Introduction to Generative AI
Generative AI as we know it is very prominent in daily life activities. Dr. Bo Xiao, a college of business faculty member specializing in Construction Informatics, AI Applications in Construction, and Construction Robotics research explores the ideas of Generative AI and its uses in the workspace.
According to Dr. Xiao, construction is an interesting field for AI research because it involves real-world problems such as safety, scheduling, cost control, quality management, and on-site decision-making. Due to the nature of construction zones, projects are unique and dynamic. Because of this, exploring these ideas for the implementation of Generative AI in construction zones becomes challenging.
When comparing Generative AI in its current form to its early stages of development, various ideas and new understandings of the topic come to light. Generative AI helps brainstorm topic ideas, knowledge retrieval, report generation, etc. Generative AI can be helpful to students interested in Building Information Modeling (BIM) course materials and/or provide help to practitioners to swiftly locate OSHA (Occupational Safety and Health Administration) safety regulations.
Dr. Xiao provides insight into the future of Generative AI, mentioning that it could become much more integrated into construction management and field operations ten years from now. “By combining BIM, sensors, robotics, scheduling data, and safety information, AI systems may evolve into intelligent project assistants that can proactively identify risks, recommend construction strategies, support resource allocation, and even collaborate with robotic systems on site.” (Dr. Xiao, 2026). To ensure AI practices are implemented correctly, it is important to understand all potential risks of this process and how AI systems can be grounded to avoid any unrestricted responses.
Implementational Risks of Generative AI in Construction
Due to the nature of construction zones being a high-stakes industry, inaccurate responses from AI systems can be detrimental. Generative AI may provide misleading and/or inaccurate responses leading to financial losses and even injuries. “In my research, I focus on grounding AI outputs in verified sources through retrieval-Augmented Generation (RAG). This means the system answers questions based on trusted materials such as course content, OSHA regulations, or project documents.” (Dr. Xiao, 2026). AI systems must provide correct citations in order for the users to trace where information is coming from. When environments become high-risk, human review and the implementation of validation mechanisms would still be necessary. This would allow AI to act as a support to professional decision-making rather than replacing it entirely.
Another concern includes bias and poor-quality training; the data poses as a concern when implementing AI systems in construction zones. AI models trained in one specific area of construction work would not operate well in situations that are unfamiliar to its training. Construction data frequently contains noise such as incomplete reports, unclear site images, or missing incident records. As a whole, these issues affect the reliability and overall fairness of Generative AI systems.
Dr. Bo Xiao’s Research
Dr. Xiao’s research includes Construction Education; AI-supported learning platforms created for BIM and other construction-related courses, and Construction Safety Knowledge Access; Retrieval-Augmented Generation (RAG) systems built around OSHA regulations to support safety-related information retrieval.
He studies the ways in which Generative AI can be integrated into multi-agent systems, learning science, and construction data management. He states that the AI systems he works with learn from verified domain-specific materials.
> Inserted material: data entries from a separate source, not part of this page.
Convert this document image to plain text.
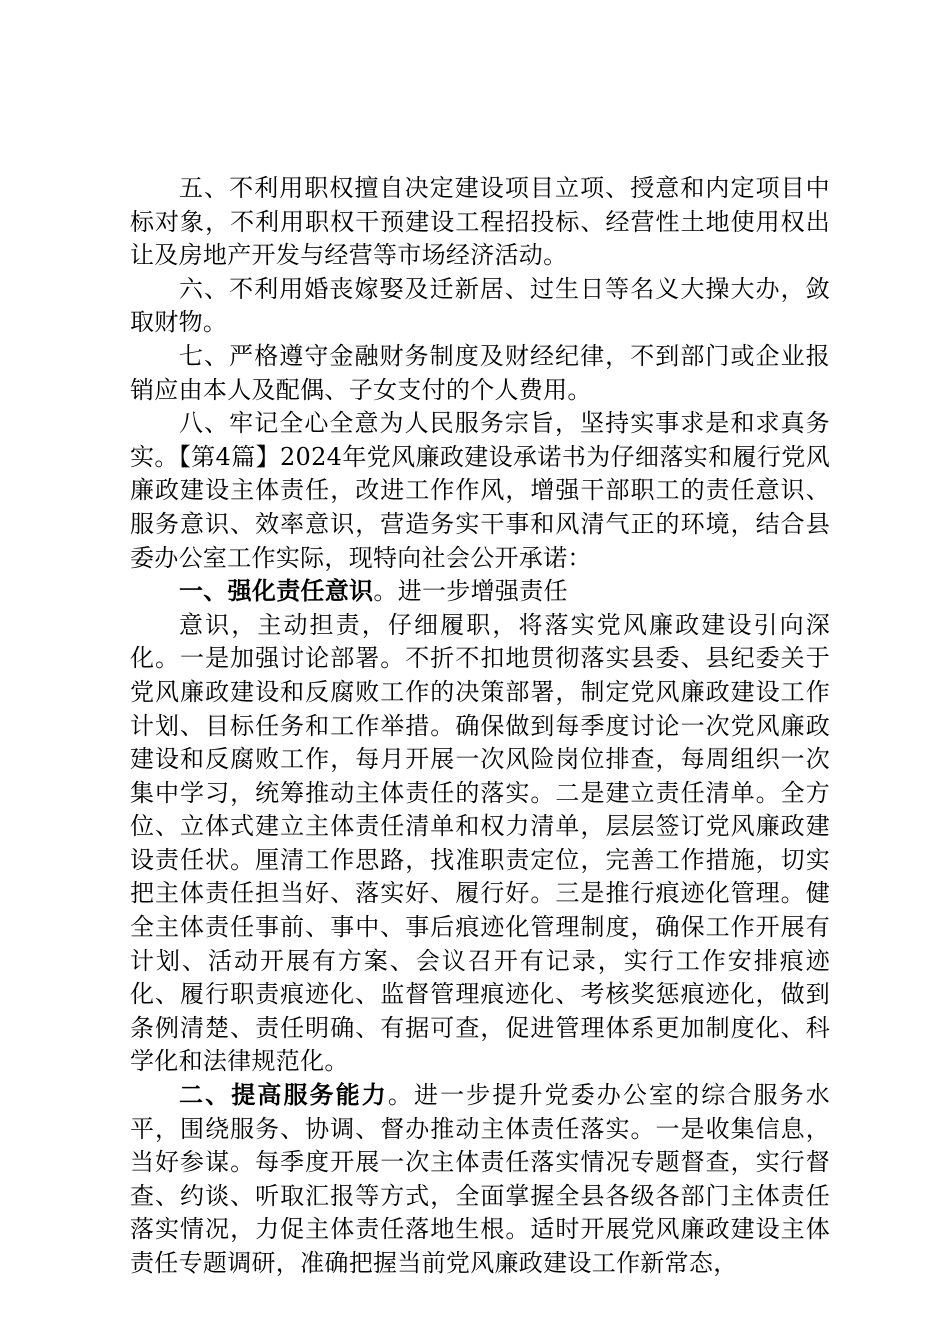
五、不利用职权擅自决定建设项目立项、授意和内定项目中标对象，不利用职权干预建设工程招投标、经营性土地使用权出让及房地产开发与经营等市场经济活动。

六、不利用婚丧嫁娶及迁新居、过生日等名义大操大办，敛取财物。

七、严格遵守金融财务制度及财经纪律，不到部门或企业报销应由本人及配偶、子女支付的个人费用。

八、牢记全心全意为人民服务宗旨，坚持实事求是和求真务实。【第4篇】2024年党风廉政建设承诺书为仔细落实和履行党风廉政建设主体责任，改进工作作风，增强干部职工的责任意识、服务意识、效率意识，营造务实干事和风清气正的环境，结合县委办公室工作实际，现特向社会公开承诺：

一、强化责任意识。进一步增强责任

意识，主动担责，仔细履职，将落实党风廉政建设引向深化。一是加强讨论部署。不折不扣地贯彻落实县委、县纪委关于党风廉政建设和反腐败工作的决策部署，制定党风廉政建设工作计划、目标任务和工作举措。确保做到每季度讨论一次党风廉政建设和反腐败工作，每月开展一次风险岗位排查，每周组织一次集中学习，统筹推动主体责任的落实。二是建立责任清单。全方位、立体式建立主体责任清单和权力清单，层层签订党风廉政建设责任状。厘清工作思路，找准职责定位，完善工作措施，切实把主体责任担当好、落实好、履行好。三是推行痕迹化管理。健全主体责任事前、事中、事后痕迹化管理制度，确保工作开展有计划、活动开展有方案、会议召开有记录，实行工作安排痕迹化、履行职责痕迹化、监督管理痕迹化、考核奖惩痕迹化，做到条例清楚、责任明确、有据可查，促进管理体系更加制度化、科学化和法律规范化。

二、提高服务能力。进一步提升党委办公室的综合服务水平，围绕服务、协调、督办推动主体责任落实。一是收集信息，当好参谋。每季度开展一次主体责任落实情况专题督查，实行督查、约谈、听取汇报等方式，全面掌握全县各级各部门主体责任落实情况，力促主体责任落地生根。适时开展党风廉政建设主体责任专题调研，准确把握当前党风廉政建设工作新常态，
E.g. course slides, PDFs, BIM educational content, OSHA safety regulations, construction safety documents, and structured question-answer datasets. “As these systems continue to enhance their learning in real-world construction projects, they can incorporate daily resorts, inspection records, BIM models, sensor data, and project management documents, ensuring these datasets are carefully cleaned, organized, and validated before being used.” (Dr. Xiao, 2026).
The Future of Generative AI in Construction
Fragmented knowledge remains one of the biggest risks. Information spread across specifications, drawings, reports, and personal experiences makes it difficult to access and reuse in an efficient manner. Dr. Xiao mentions that it is not enough to evaluate whether AI systems can produce fluent responses. But rather, whether it can improve decision-making and provide support to actual workflows. Currently, he is focusing on RAG frameworks, multi-agent architectures, citation verification, and instructional interaction design.
“In real construction environments, usefulness should also be measured by whether the system reduces errors, improves efficiency, supports safety awareness, and fits naturally into existing work processes.” (Dr. Xiao, 2026).
He aims to adapt existing large language models instead of training completely new AI models from scratch. Training foundation models would require large computational resources. “In construction, the bigger challenge is not usually the model itself, but how to connect the model with reliable domain knowledge.” (Dr. Xiao, 2026).
While Generative AI presents new opportunities for construction education, safety, and project management, its effectiveness ultimately depends on how it is developed and implemented. By balancing innovation with responsibility, Generative AI has the potential to become a valuable tool in shaping the future of construction management and workplace safety.